Du parfum des souvenirs des morts, la vie se nourrit...

Avec « 3asahou Yahya » (Puisse-t-il ressusciter), Ali Chahrour clôt sa trilogie sur la déchirure de perdre les vivants. Un spectacle une fois de plus iconoclaste où il règle ses comptes avec la mort et la société. Dans une émotion violente et une effusion vive. Une invitation pour sonder la douleur de la séparation. Par-delà toute couleur profondément arabe, un spectacle impressionnant et dur où les corps, les voix et les paroles ont une incroyable fusion et dimension.

Photo Zyad Ceblany

Sur une scène quasi nue, rongée par les ténèbres, avance une femme, pieds nus, cheveux d'ébène et dénoués sur les épaules, collant et bustier noirs près du corps. Elle sort de la part d'ombre de la scène. Prêtresse de ceux qui partent et de ceux qui sont en deuil. Elle ouvre le chapitre des lamentations, des ululations, des plaies qui ne se refermeront jamais.

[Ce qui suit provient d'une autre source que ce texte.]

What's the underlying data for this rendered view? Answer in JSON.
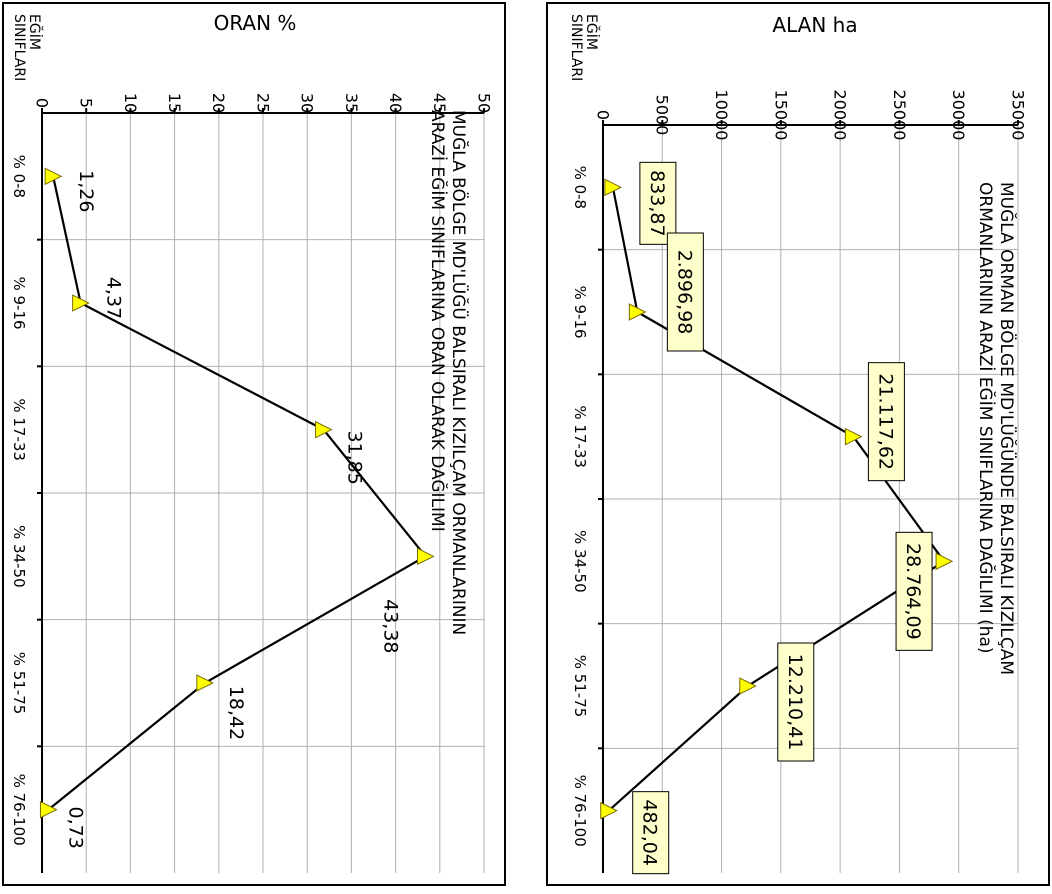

Comment dépasser le deuil, le cri du cœur, cette part qui meurt avec l'autre qui a fait partie de notre vie et parcours ? Tout se joue dans cette zone de noir, ce trou d'où nul ne revient. Trois jeunes hommes se lèvent et rejoignent la scène et la déesse qui les convoque, les invoque.

La masculinité est à l'épreuve. Les hommes face aux pleurs, aux faiblesses, à leur virilité soudain fêlée. Ici, les hommes dansent, s'inclinent devant l'inévitable, composent avec ce qui révolte et chavire. Entre chant, danse et flot de paroles dans un arabe guttural et intense (avec un passage irakien), les anneaux de la mort, tel un boa constrictor, se resserrent jusqu'à l'étouffement.

Ce n'est pas du théâtre. Ce n'est pas une emphatique déclamation de poésie. Ce n'est pas un tour de chant. Ce ne sont pas des mélodies ou cadences pour instruments de musique arabe. Ce n'est pas de la danse contemporaine. Encore moins orientale. C'est une combinaison de tout cela à la fois pour créer une atmosphère. Suggérer un cérémonial. Primitif, violent, dur, même brutal. Car seule la mort secoue, ébranle et dépasse les humains.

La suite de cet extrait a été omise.